Les États membres sont invités à intégrer des projections plus équitables dans leurs outils pédagogiques, administratifs et numériques. Ils sont également encouragés à renforcer l’enseignement critique de la cartographie et à développer leurs capacités géospatiales à travers la formation, l’accès aux données et le transfert de technologies.
Les organisations internationales et régionales sont, quant à elles, appelées à renforcer leur coopération afin de promouvoir des normes géospatiales plus justes et de soutenir la production de cartes scientifiquement exactes.
Les plateformes numériques et entreprises technologiques sont également concernées. Elles sont encouragées à travailler avec les États et les organisations régionales pour favoriser des représentations géographiques plus fidèles dans les outils numériques.
Une victoire diplomatique pour le Togo et l’Afrique
Pour le gouvernement togolais, cette adoption constitue une victoire collective de l’Afrique et une reconnaissance de la nécessité d’une représentation plus équilibrée du continent.
Le ministre togolais des Affaires étrangères, de la Coopération, de l’Intégration africaine et des Togolais de l’Extérieur, Professeur Robert Dussey, a salué l’adoption de la résolution, estimant qu’elle représente « une victoire pour l’exactitude » et pour les générations futures qui pourront découvrir une représentation plus fidèle de la place de l’Afrique dans le monde.
Le chef de la diplomatie togolaise a également souligné que le travail ne s’arrête pas au vote de l’Assemblée générale. Il s’agit désormais de faire vivre cette correction « dans les salles de classe, dans les institutions et sur les plateformes » qui contribuent à façonner la perception du monde.
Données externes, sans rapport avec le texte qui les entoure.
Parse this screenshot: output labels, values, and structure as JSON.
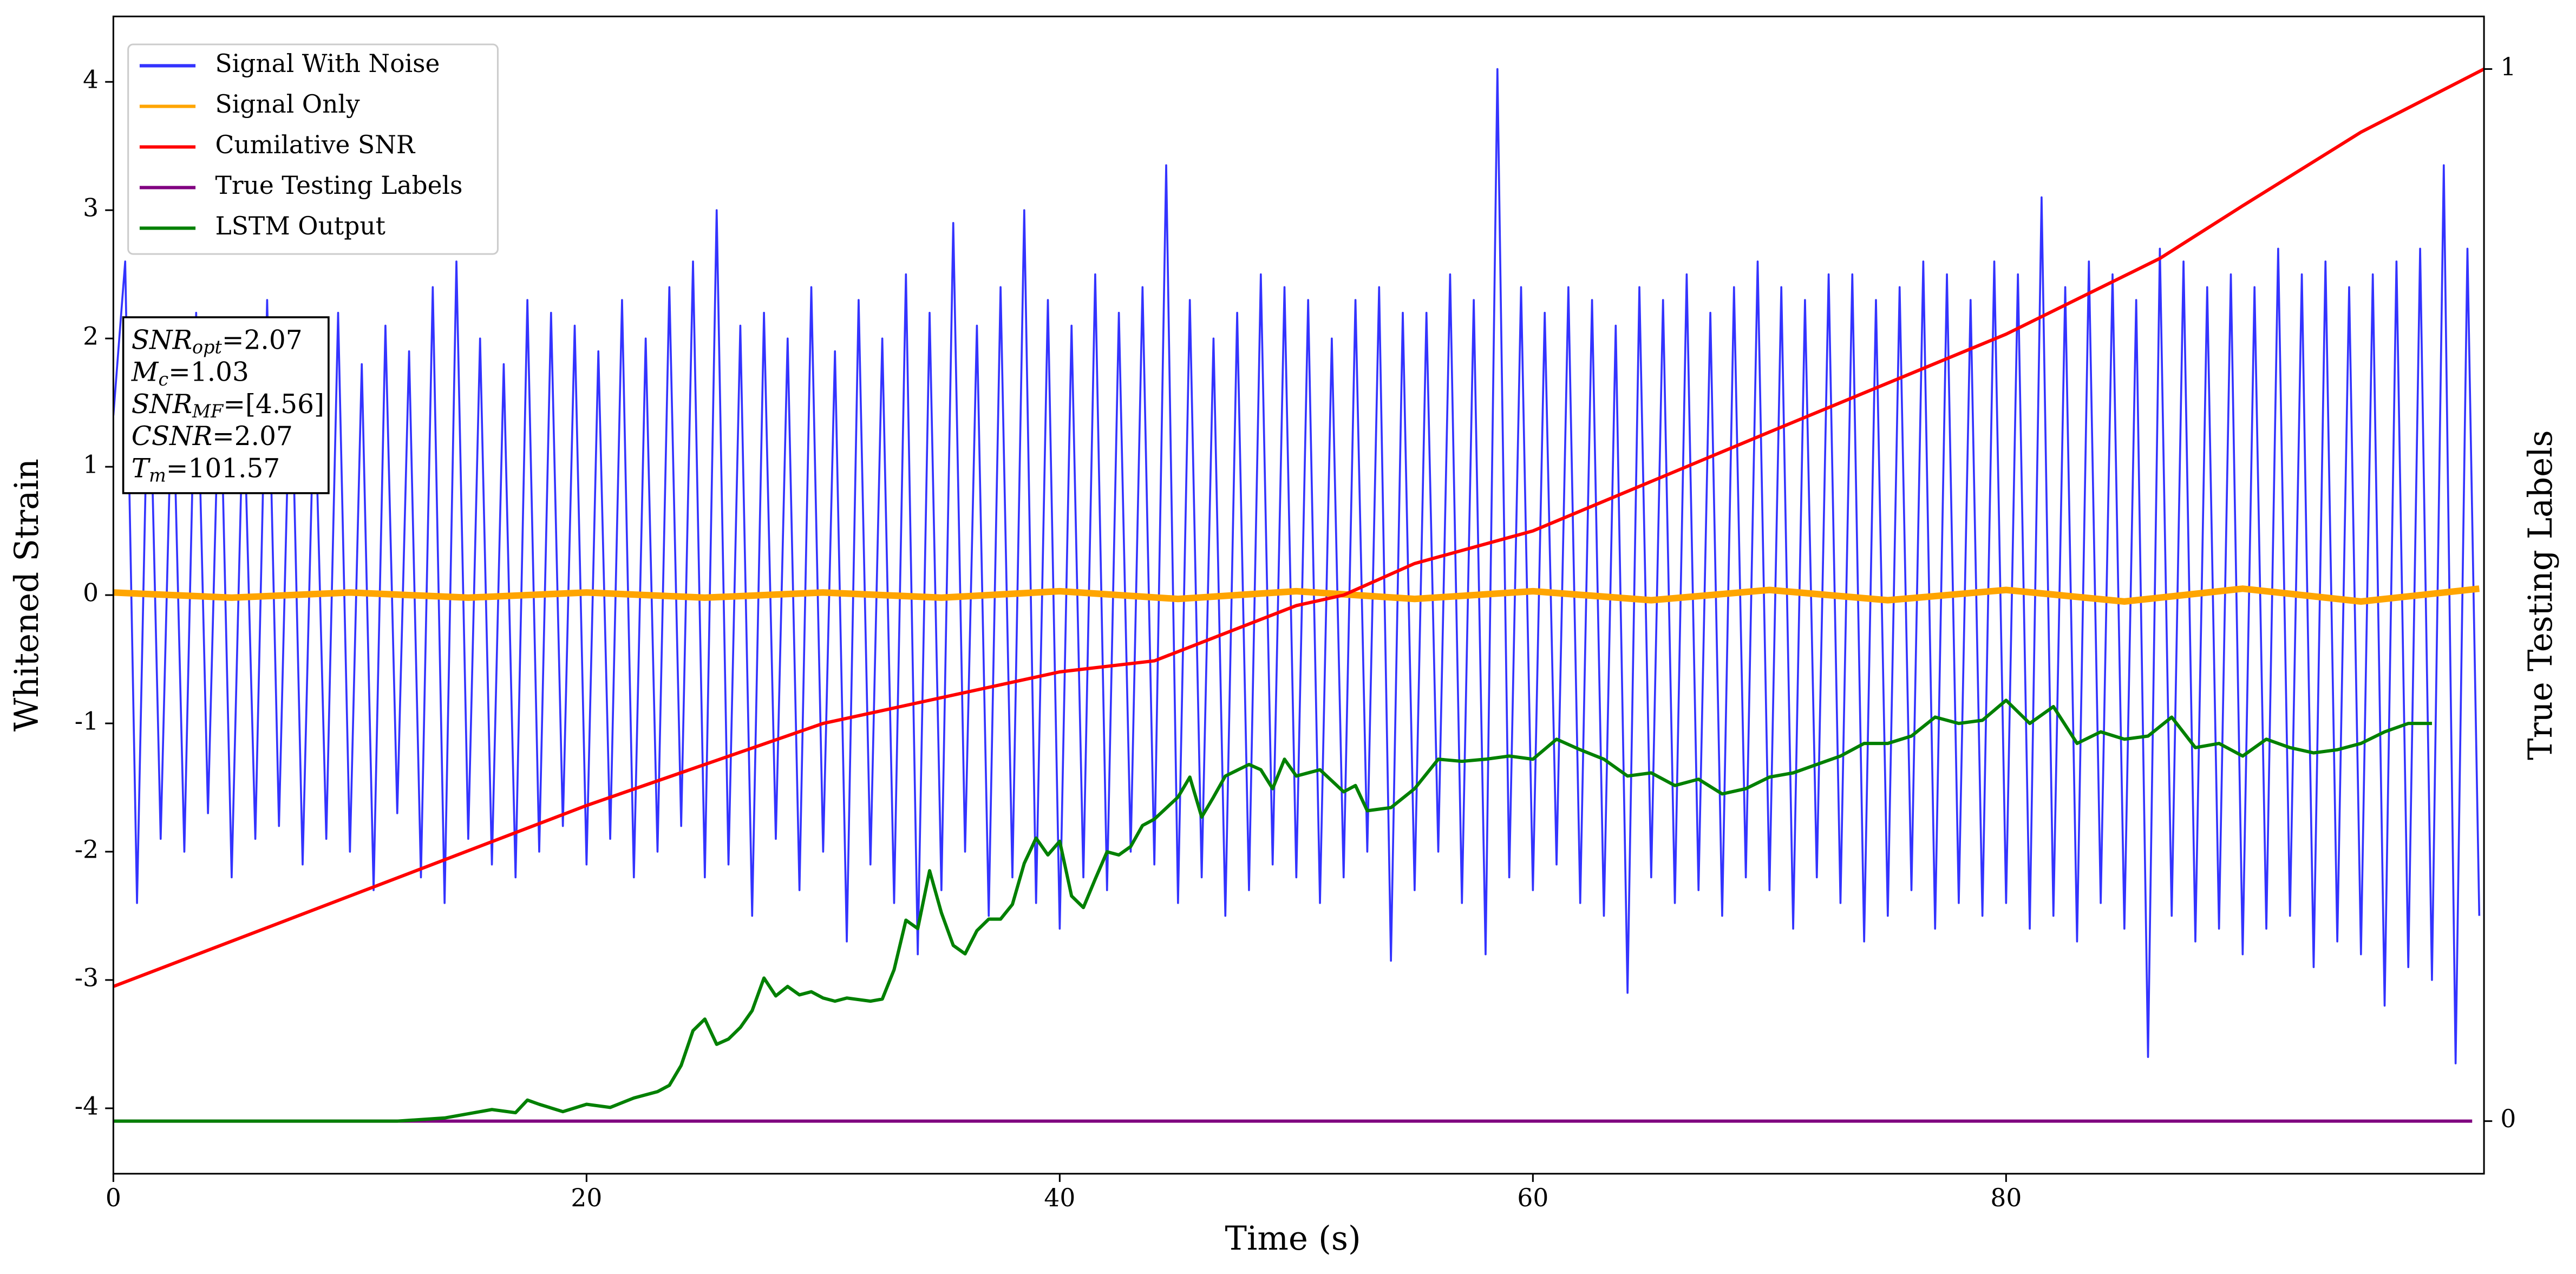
{
  "chart_data": {
    "type": "line",
    "xlabel": "Time (s)",
    "ylabel": "Whitened Strain",
    "y2label": "True Testing Labels",
    "xlim": [
      0,
      100.2
    ],
    "ylim": [
      -4.51,
      4.51
    ],
    "y2lim": [
      -0.05,
      1.05
    ],
    "xticks": [
      0,
      20,
      40,
      60,
      80
    ],
    "yticks": [
      -4,
      -3,
      -2,
      -1,
      0,
      1,
      2,
      3,
      4
    ],
    "y2ticks": [
      0,
      1
    ],
    "grid": false,
    "legend": "upper left",
    "series": [
      {
        "name": "Signal With Noise",
        "color": "#3333ff",
        "axis": "y",
        "x": [
          0,
          0.5,
          1,
          1.5,
          2,
          2.5,
          3,
          3.5,
          4,
          4.5,
          5,
          5.5,
          6,
          6.5,
          7,
          7.5,
          8,
          8.5,
          9,
          9.5,
          10,
          10.5,
          11,
          11.5,
          12,
          12.5,
          13,
          13.5,
          14,
          14.5,
          15,
          15.5,
          16,
          16.5,
          17,
          17.5,
          18,
          18.5,
          19,
          19.5,
          20,
          20.5,
          21,
          21.5,
          22,
          22.5,
          23,
          23.5,
          24,
          24.5,
          25,
          25.5,
          26,
          26.5,
          27,
          27.5,
          28,
          28.5,
          29,
          29.5,
          30,
          30.5,
          31,
          31.5,
          32,
          32.5,
          33,
          33.5,
          34,
          34.5,
          35,
          35.5,
          36,
          36.5,
          37,
          37.5,
          38,
          38.5,
          39,
          39.5,
          40,
          40.5,
          41,
          41.5,
          42,
          42.5,
          43,
          43.5,
          44,
          44.5,
          45,
          45.5,
          46,
          46.5,
          47,
          47.5,
          48,
          48.5,
          49,
          49.5,
          50,
          50.5,
          51,
          51.5,
          52,
          52.5,
          53,
          53.5,
          54,
          54.5,
          55,
          55.5,
          56,
          56.5,
          57,
          57.5,
          58,
          58.5,
          59,
          59.5,
          60,
          60.5,
          61,
          61.5,
          62,
          62.5,
          63,
          63.5,
          64,
          64.5,
          65,
          65.5,
          66,
          66.5,
          67,
          67.5,
          68,
          68.5,
          69,
          69.5,
          70,
          70.5,
          71,
          71.5,
          72,
          72.5,
          73,
          73.5,
          74,
          74.5,
          75,
          75.5,
          76,
          76.5,
          77,
          77.5,
          78,
          78.5,
          79,
          79.5,
          80,
          80.5,
          81,
          81.5,
          82,
          82.5,
          83,
          83.5,
          84,
          84.5,
          85,
          85.5,
          86,
          86.5,
          87,
          87.5,
          88,
          88.5,
          89,
          89.5,
          90,
          90.5,
          91,
          91.5,
          92,
          92.5,
          93,
          93.5,
          94,
          94.5,
          95,
          95.5,
          96,
          96.5,
          97,
          97.5,
          98,
          98.5,
          99,
          99.5,
          100
        ],
        "values": [
          1.4,
          2.6,
          -2.4,
          2.1,
          -1.9,
          1.8,
          -2.0,
          2.2,
          -1.7,
          1.9,
          -2.2,
          1.6,
          -1.9,
          2.3,
          -1.8,
          2.0,
          -2.1,
          1.7,
          -1.9,
          2.2,
          -2.0,
          1.8,
          -2.3,
          2.1,
          -1.7,
          1.9,
          -2.2,
          2.4,
          -2.4,
          2.6,
          -1.9,
          2.0,
          -2.1,
          1.8,
          -2.2,
          2.3,
          -2.0,
          2.2,
          -1.8,
          2.1,
          -2.1,
          1.9,
          -1.9,
          2.3,
          -2.2,
          2.0,
          -2.0,
          2.4,
          -1.8,
          2.6,
          -2.2,
          3.0,
          -2.1,
          2.1,
          -2.5,
          2.2,
          -1.9,
          2.0,
          -2.3,
          2.4,
          -2.0,
          1.9,
          -2.7,
          2.3,
          -2.1,
          2.0,
          -2.4,
          2.5,
          -2.8,
          2.2,
          -2.3,
          2.9,
          -2.0,
          2.1,
          -2.5,
          2.4,
          -2.2,
          3.0,
          -2.4,
          2.3,
          -2.6,
          2.1,
          -2.2,
          2.5,
          -2.3,
          2.2,
          -2.0,
          2.4,
          -2.1,
          3.35,
          -2.4,
          2.3,
          -2.2,
          2.0,
          -2.5,
          2.2,
          -2.3,
          2.5,
          -2.1,
          2.4,
          -2.2,
          2.3,
          -2.4,
          2.0,
          -2.2,
          2.3,
          -2.0,
          2.4,
          -2.85,
          2.2,
          -2.3,
          2.2,
          -2.0,
          2.5,
          -2.4,
          2.3,
          -2.8,
          4.1,
          -2.2,
          2.4,
          -2.3,
          2.2,
          -2.1,
          2.4,
          -2.4,
          2.3,
          -2.5,
          2.1,
          -3.1,
          2.4,
          -2.2,
          2.3,
          -2.4,
          2.5,
          -2.3,
          2.2,
          -2.5,
          2.4,
          -2.2,
          2.6,
          -2.3,
          2.4,
          -2.6,
          2.3,
          -2.2,
          2.5,
          -2.4,
          2.5,
          -2.7,
          2.3,
          -2.5,
          2.4,
          -2.3,
          2.6,
          -2.6,
          2.5,
          -2.4,
          2.3,
          -2.5,
          2.6,
          -2.4,
          2.5,
          -2.6,
          3.1,
          -2.5,
          2.4,
          -2.7,
          2.6,
          -2.4,
          2.5,
          -2.6,
          2.3,
          -3.6,
          2.7,
          -2.5,
          2.6,
          -2.7,
          2.4,
          -2.6,
          2.5,
          -2.8,
          2.4,
          -2.6,
          2.7,
          -2.5,
          2.5,
          -2.9,
          2.6,
          -2.7,
          2.4,
          -2.8,
          2.5,
          -3.2,
          2.6,
          -2.9,
          2.7,
          -3.0,
          3.35,
          -3.65,
          2.7,
          -2.5
        ]
      },
      {
        "name": "Signal Only",
        "color": "#ffa500",
        "axis": "y",
        "x": [
          0,
          5,
          10,
          15,
          20,
          25,
          30,
          35,
          40,
          45,
          50,
          55,
          60,
          65,
          70,
          75,
          80,
          85,
          90,
          95,
          100
        ],
        "values": [
          0.02,
          -0.02,
          0.02,
          -0.02,
          0.02,
          -0.02,
          0.02,
          -0.02,
          0.03,
          -0.03,
          0.03,
          -0.03,
          0.03,
          -0.04,
          0.04,
          -0.04,
          0.04,
          -0.05,
          0.05,
          -0.05,
          0.05
        ]
      },
      {
        "name": "Cumilative SNR",
        "color": "#ff0000",
        "axis": "y2",
        "x": [
          0,
          10,
          20,
          30,
          40,
          44,
          50,
          52,
          55,
          60,
          70,
          80,
          86.5,
          90,
          95,
          100.2
        ],
        "values": [
          0.128,
          0.214,
          0.3,
          0.378,
          0.427,
          0.4375,
          0.49,
          0.5,
          0.53,
          0.561,
          0.655,
          0.748,
          0.82,
          0.87,
          0.94,
          1.0
        ]
      },
      {
        "name": "True Testing Labels",
        "color": "#800080",
        "axis": "y2",
        "x": [
          0,
          99.7
        ],
        "values": [
          0,
          0
        ]
      },
      {
        "name": "LSTM Output",
        "color": "#008000",
        "axis": "y2",
        "x": [
          0,
          12,
          14,
          16,
          17,
          17.5,
          18,
          19,
          20,
          21,
          22,
          23,
          23.5,
          24,
          24.5,
          25,
          25.5,
          26,
          26.5,
          27,
          27.5,
          28,
          28.5,
          29,
          29.5,
          30,
          30.5,
          31,
          32,
          32.5,
          33,
          33.5,
          34,
          34.5,
          35,
          35.5,
          36,
          36.5,
          37,
          37.5,
          38,
          38.5,
          39,
          39.5,
          40,
          40.5,
          41,
          41.5,
          42,
          42.5,
          43,
          43.5,
          44,
          45,
          45.5,
          46,
          46.5,
          47,
          48,
          48.5,
          49,
          49.5,
          50,
          51,
          52,
          52.5,
          53,
          54,
          55,
          56,
          57,
          58,
          59,
          60,
          61,
          62,
          63,
          64,
          65,
          66,
          67,
          68,
          69,
          70,
          71,
          72,
          73,
          74,
          75,
          76,
          77,
          78,
          79,
          80,
          81,
          82,
          83,
          84,
          85,
          86,
          87,
          88,
          89,
          90,
          91,
          92,
          93,
          94,
          95,
          96,
          97,
          98
        ],
        "values": [
          0,
          0,
          0.003,
          0.011,
          0.008,
          0.02,
          0.016,
          0.009,
          0.016,
          0.013,
          0.022,
          0.028,
          0.034,
          0.053,
          0.086,
          0.097,
          0.073,
          0.078,
          0.089,
          0.105,
          0.136,
          0.119,
          0.128,
          0.12,
          0.123,
          0.117,
          0.114,
          0.117,
          0.114,
          0.116,
          0.144,
          0.191,
          0.183,
          0.238,
          0.198,
          0.167,
          0.159,
          0.181,
          0.192,
          0.192,
          0.206,
          0.245,
          0.269,
          0.253,
          0.266,
          0.214,
          0.203,
          0.23,
          0.256,
          0.253,
          0.261,
          0.281,
          0.287,
          0.308,
          0.327,
          0.289,
          0.308,
          0.328,
          0.339,
          0.334,
          0.316,
          0.344,
          0.328,
          0.334,
          0.313,
          0.319,
          0.295,
          0.298,
          0.316,
          0.344,
          0.342,
          0.344,
          0.347,
          0.344,
          0.363,
          0.353,
          0.344,
          0.328,
          0.331,
          0.319,
          0.325,
          0.311,
          0.316,
          0.327,
          0.331,
          0.339,
          0.347,
          0.359,
          0.359,
          0.366,
          0.384,
          0.378,
          0.381,
          0.4,
          0.378,
          0.394,
          0.359,
          0.37,
          0.363,
          0.366,
          0.384,
          0.355,
          0.359,
          0.347,
          0.363,
          0.355,
          0.35,
          0.353,
          0.359,
          0.37,
          0.378,
          0.378
        ]
      }
    ],
    "annotations": [
      {
        "label": "SNR",
        "subscript": "opt",
        "suffix": "=2.07"
      },
      {
        "label": "M",
        "subscript": "c",
        "suffix": "=1.03"
      },
      {
        "label": "SNR",
        "subscript": "MF",
        "suffix": "=[4.56]"
      },
      {
        "label": "CSNR",
        "suffix": "=2.07"
      },
      {
        "label": "T",
        "subscript": "m",
        "suffix": "=101.57"
      }
    ]
  }
}
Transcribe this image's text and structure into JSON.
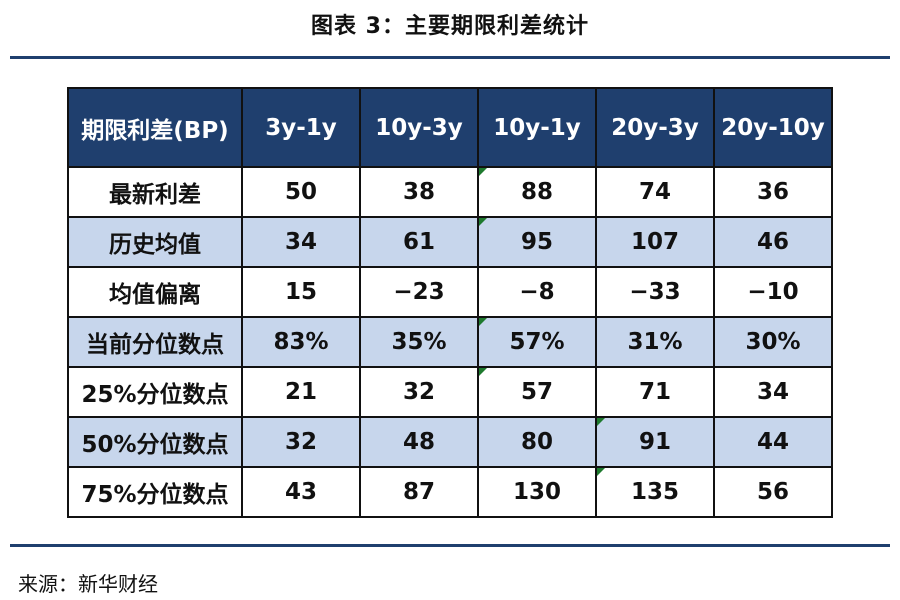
{
  "title": "图表 3：主要期限利差统计",
  "table": {
    "header": [
      "期限利差(BP)",
      "3y-1y",
      "10y-3y",
      "10y-1y",
      "20y-3y",
      "20y-10y"
    ],
    "rows": [
      {
        "label": "最新利差",
        "values": [
          "50",
          "38",
          "88",
          "74",
          "36"
        ]
      },
      {
        "label": "历史均值",
        "values": [
          "34",
          "61",
          "95",
          "107",
          "46"
        ]
      },
      {
        "label": "均值偏离",
        "values": [
          "15",
          "−23",
          "−8",
          "−33",
          "−10"
        ]
      },
      {
        "label": "当前分位数点",
        "values": [
          "83%",
          "35%",
          "57%",
          "31%",
          "30%"
        ]
      },
      {
        "label": "25%分位数点",
        "values": [
          "21",
          "32",
          "57",
          "71",
          "34"
        ]
      },
      {
        "label": "50%分位数点",
        "values": [
          "32",
          "48",
          "80",
          "91",
          "44"
        ]
      },
      {
        "label": "75%分位数点",
        "values": [
          "43",
          "87",
          "130",
          "135",
          "56"
        ]
      }
    ]
  },
  "source": "来源：新华财经",
  "colors": {
    "header_bg": "#1f3f6e",
    "shade": "#c7d6ec",
    "rule": "#1f3f6e",
    "marker": "#1e7a2e"
  }
}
De la résolution à l’action
L’adoption de « Corriger la carte » intervient dans le contexte de la Décennie internationale des personnes d’ascendance africaine (2025-2034) et de la Décennie d’action pour la justice et les réparations (2026-2035) de l’Union africaine.
Elle devrait ainsi favoriser un dialogue accru entre États, organisations internationales, institutions scientifiques et éducatives ainsi qu’acteurs technologiques.
Pour le Togo, cette initiative s’inscrit dans une ambition plus large : contribuer, par la diplomatie, à une meilleure compréhension de l’Afrique et à une coopération internationale fondée sur l’égalité et le respect mutuel.
Après avoir fait adopter la résolution, le défi est désormais de passer du symbole à la pratique : faire en sorte que les cartes utilisées dans les écoles, les institutions, les médias et les outils numériques reflètent davantage la réalité géographique du monde.